東洋経済オンライン / 2024年2月24日 11時55分

「この辺は熱海の中心で、昔はみんな17時頃になるとソワソワしだして、早い時間から飲み始めるくらい地元の人も酒好きの人が多かった。それが4、5年前からどんどん店が早くに閉まりはじめた。飲食店が空いてないから人も来ないし、人が来ないから店も開けない。賑わっているのは観光客相手の安価な店だけですよ。それも早い時間に閉まっちゃうから。店主たちも高齢化し、後継者もいないから、店を続ける気力がなくなっちゃうんだよ」

タクシー利用は近距離がメイン

熱海は比較的コンパクトな街で、観光なら徒歩での移動も十分に可能だ。しかし、急勾配の坂が多く、徒歩だけでの移動となるとかなり労力が必要となる。そのため、市民の足としてもバスやタクシーの需要は大きい。

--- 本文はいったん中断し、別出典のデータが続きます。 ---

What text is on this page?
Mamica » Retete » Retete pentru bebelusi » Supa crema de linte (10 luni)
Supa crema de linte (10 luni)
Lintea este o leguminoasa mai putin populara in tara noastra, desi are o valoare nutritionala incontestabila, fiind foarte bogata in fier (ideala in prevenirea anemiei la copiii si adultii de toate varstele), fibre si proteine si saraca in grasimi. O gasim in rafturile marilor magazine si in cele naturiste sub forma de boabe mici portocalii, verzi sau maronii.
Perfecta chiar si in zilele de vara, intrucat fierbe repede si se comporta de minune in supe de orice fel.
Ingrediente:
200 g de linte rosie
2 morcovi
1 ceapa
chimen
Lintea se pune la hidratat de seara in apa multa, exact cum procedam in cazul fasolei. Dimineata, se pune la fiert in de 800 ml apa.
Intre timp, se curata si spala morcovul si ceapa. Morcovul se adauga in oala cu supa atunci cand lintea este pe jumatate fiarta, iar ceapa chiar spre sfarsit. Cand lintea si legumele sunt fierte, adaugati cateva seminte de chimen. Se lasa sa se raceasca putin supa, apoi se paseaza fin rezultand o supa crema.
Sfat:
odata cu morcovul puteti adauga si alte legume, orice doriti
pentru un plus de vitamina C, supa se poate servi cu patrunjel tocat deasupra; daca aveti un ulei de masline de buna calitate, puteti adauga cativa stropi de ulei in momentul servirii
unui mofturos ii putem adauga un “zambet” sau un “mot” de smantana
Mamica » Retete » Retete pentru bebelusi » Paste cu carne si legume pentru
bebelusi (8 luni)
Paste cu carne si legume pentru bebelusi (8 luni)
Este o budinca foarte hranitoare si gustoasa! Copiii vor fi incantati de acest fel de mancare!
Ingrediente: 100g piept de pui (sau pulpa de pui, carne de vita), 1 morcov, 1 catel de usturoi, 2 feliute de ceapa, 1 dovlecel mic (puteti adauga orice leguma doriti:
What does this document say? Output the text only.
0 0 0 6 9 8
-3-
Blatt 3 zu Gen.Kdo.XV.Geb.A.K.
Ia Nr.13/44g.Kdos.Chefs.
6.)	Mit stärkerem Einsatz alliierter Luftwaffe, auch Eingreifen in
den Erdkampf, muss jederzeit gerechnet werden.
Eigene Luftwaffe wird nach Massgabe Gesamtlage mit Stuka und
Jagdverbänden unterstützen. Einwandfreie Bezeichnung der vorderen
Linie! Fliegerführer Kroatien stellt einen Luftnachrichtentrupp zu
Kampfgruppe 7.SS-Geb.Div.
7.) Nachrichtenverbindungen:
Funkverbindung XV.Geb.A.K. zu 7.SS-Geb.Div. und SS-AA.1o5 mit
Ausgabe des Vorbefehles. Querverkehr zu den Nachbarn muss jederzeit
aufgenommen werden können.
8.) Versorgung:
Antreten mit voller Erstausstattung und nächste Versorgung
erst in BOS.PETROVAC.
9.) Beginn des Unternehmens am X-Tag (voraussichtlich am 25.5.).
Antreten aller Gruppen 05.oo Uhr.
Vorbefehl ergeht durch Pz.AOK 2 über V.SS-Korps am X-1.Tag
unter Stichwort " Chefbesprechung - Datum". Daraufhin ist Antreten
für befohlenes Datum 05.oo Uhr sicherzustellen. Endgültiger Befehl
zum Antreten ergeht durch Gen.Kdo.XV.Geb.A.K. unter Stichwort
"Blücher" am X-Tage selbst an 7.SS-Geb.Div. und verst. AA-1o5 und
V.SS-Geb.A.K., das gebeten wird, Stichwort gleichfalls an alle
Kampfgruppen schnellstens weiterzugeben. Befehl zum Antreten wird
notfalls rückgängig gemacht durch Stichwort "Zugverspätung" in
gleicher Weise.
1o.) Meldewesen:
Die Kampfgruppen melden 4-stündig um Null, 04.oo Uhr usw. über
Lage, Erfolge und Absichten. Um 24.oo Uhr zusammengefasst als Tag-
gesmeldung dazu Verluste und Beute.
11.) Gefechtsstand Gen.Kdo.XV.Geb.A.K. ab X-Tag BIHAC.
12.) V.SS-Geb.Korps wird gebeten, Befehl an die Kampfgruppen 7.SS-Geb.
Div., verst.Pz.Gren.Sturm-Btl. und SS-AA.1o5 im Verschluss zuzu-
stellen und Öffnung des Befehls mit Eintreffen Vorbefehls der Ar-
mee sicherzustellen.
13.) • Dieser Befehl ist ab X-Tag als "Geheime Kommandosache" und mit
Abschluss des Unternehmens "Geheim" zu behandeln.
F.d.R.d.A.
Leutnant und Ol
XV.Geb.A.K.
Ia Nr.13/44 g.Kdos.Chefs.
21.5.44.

現在、熱海市内には約220台のタクシーがある。しかし、夜になると稼働するタクシーの数は極端な落ち込みをみせる。熱海駅のタクシー乗り場を訪れると、昼間は待機を含めると10台ほど確認できたが、19時頃にはわずか1台となっていた。51台と市内で最大規模のタクシーを運行する「小形タクシー」代表の渥美好永さん(84)が解説する。

「熱海は坂道が多く、タクシーは近距離の乗車回数を多くこなすような営業になります。利用者の約6割が地元の方で、日中に集中しています。ウチも夜間は10台を切るほどしか車を出せず、夜がほんとうに動かない。コロナ前までは夜も動いたんですが、今はそうなってしまった。結局、店が開いてないから人も動かず、タクシーの乗務員も働きたがらない、となってしまっています」

熱海が若者から人気の観光地として復活したのは、行政の熱意によるところが大きい。テレビを中心としたロケ地の誘致に注力し、ほぼ無償で制作協力を行うことで、熱海の名前の露出を増やしていくことに腐心した。

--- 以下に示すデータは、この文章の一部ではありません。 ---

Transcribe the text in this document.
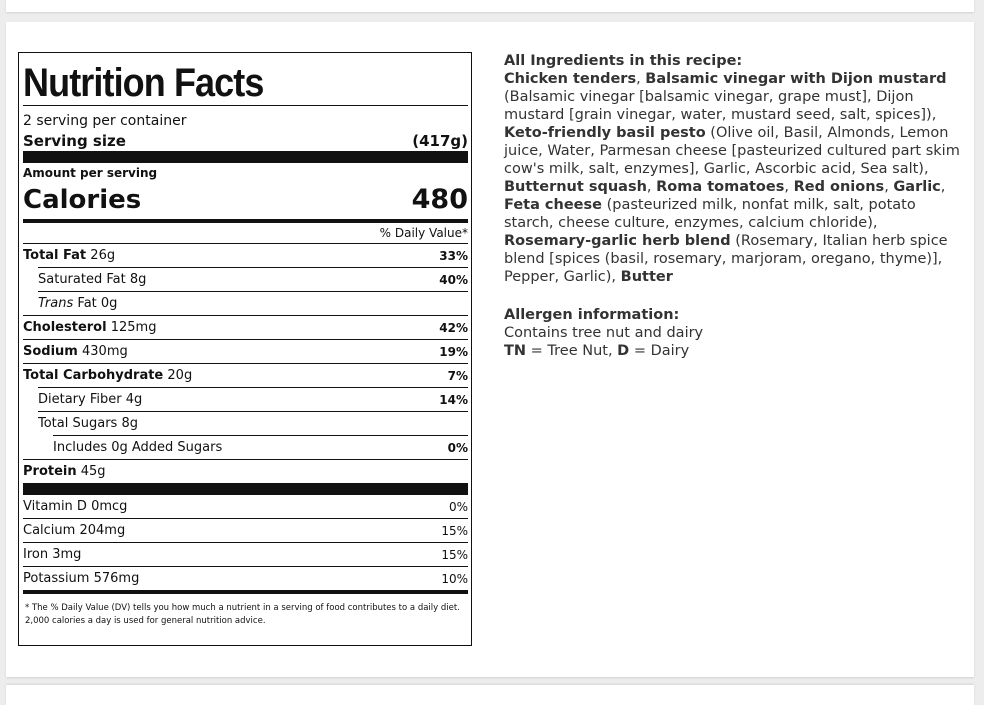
Nutrition Facts
2 serving per container
Serving size	(417g)
Amount per serving
Calories	480
% Daily Value*
Total Fat 26g	33%
Saturated Fat 8g	40%
Trans Fat 0g
Cholesterol 125mg	42%
Sodium 430mg	19%
Total Carbohydrate 20g	7%
Dietary Fiber 4g	14%
Total Sugars 8g
Includes 0g Added Sugars	0%
Protein 45g
Vitamin D 0mcg	0%
Calcium 204mg	15%
Iron 3mg	15%
Potassium 576mg	10%
* The % Daily Value (DV) tells you how much a nutrient in a serving of food contributes to a daily diet. 2,000 calories a day is used for general nutrition advice.
All Ingredients in this recipe:
Chicken tenders, Balsamic vinegar with Dijon mustard (Balsamic vinegar [balsamic vinegar, grape must], Dijon mustard [grain vinegar, water, mustard seed, salt, spices]), Keto-friendly basil pesto (Olive oil, Basil, Almonds, Lemon juice, Water, Parmesan cheese [pasteurized cultured part skim cow's milk, salt, enzymes], Garlic, Ascorbic acid, Sea salt), Butternut squash, Roma tomatoes, Red onions, Garlic, Feta cheese (pasteurized milk, nonfat milk, salt, potato starch, cheese culture, enzymes, calcium chloride), Rosemary-garlic herb blend (Rosemary, Italian herb spice blend [spices (basil, rosemary, marjoram, oregano, thyme)], Pepper, Garlic), Butter
Allergen information:
Contains tree nut and dairy
TN = Tree Nut, D = Dairy
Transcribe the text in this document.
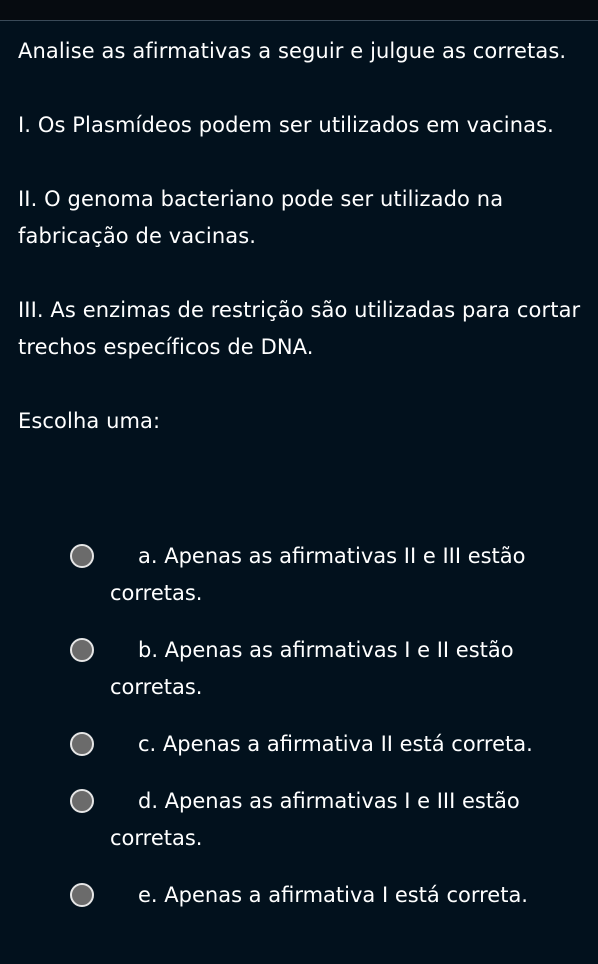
Analise as afirmativas a seguir e julgue as corretas.

I. Os Plasmídeos podem ser utilizados em vacinas.

II. O genoma bacteriano pode ser utilizado na fabricação de vacinas.

III. As enzimas de restrição são utilizadas para cortar trechos específicos de DNA.

Escolha uma:

a. Apenas as afirmativas II e III estão corretas.
b. Apenas as afirmativas I e II estão corretas.
c. Apenas a afirmativa II está correta.
d. Apenas as afirmativas I e III estão corretas.
e. Apenas a afirmativa I está correta.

実際に筆者の知人のテレビ局ディレクターも「困ったら熱海」というほど、業界内でもロケ地として使いやすい場所になっているという。インバウンド頼みの観光地が多い中で、国内の観光客に訴求する広報戦略は十分な成果を生み出している。

ただ、長年宿泊業も営んできた前出の渥美さんは、熱海という土地柄が、観光客を宿泊に結びつけることを難しくしているとも感じている。

「もともと熱海は外国人観光客が多くなくて、それは今でも同様です。国内の宿泊者に関しても、以前は花火大会の際に多くの人が宿泊してくれましたが、今は日帰りの人が本当に増えました。観光は根幹産業ですが、夜が動かないから伸ばせないというジレンマを抱えている人はたくさんいます。しかし、個人事業主がほとんどで、後継者がおらず営業できないからどうしようもない、という面もあります。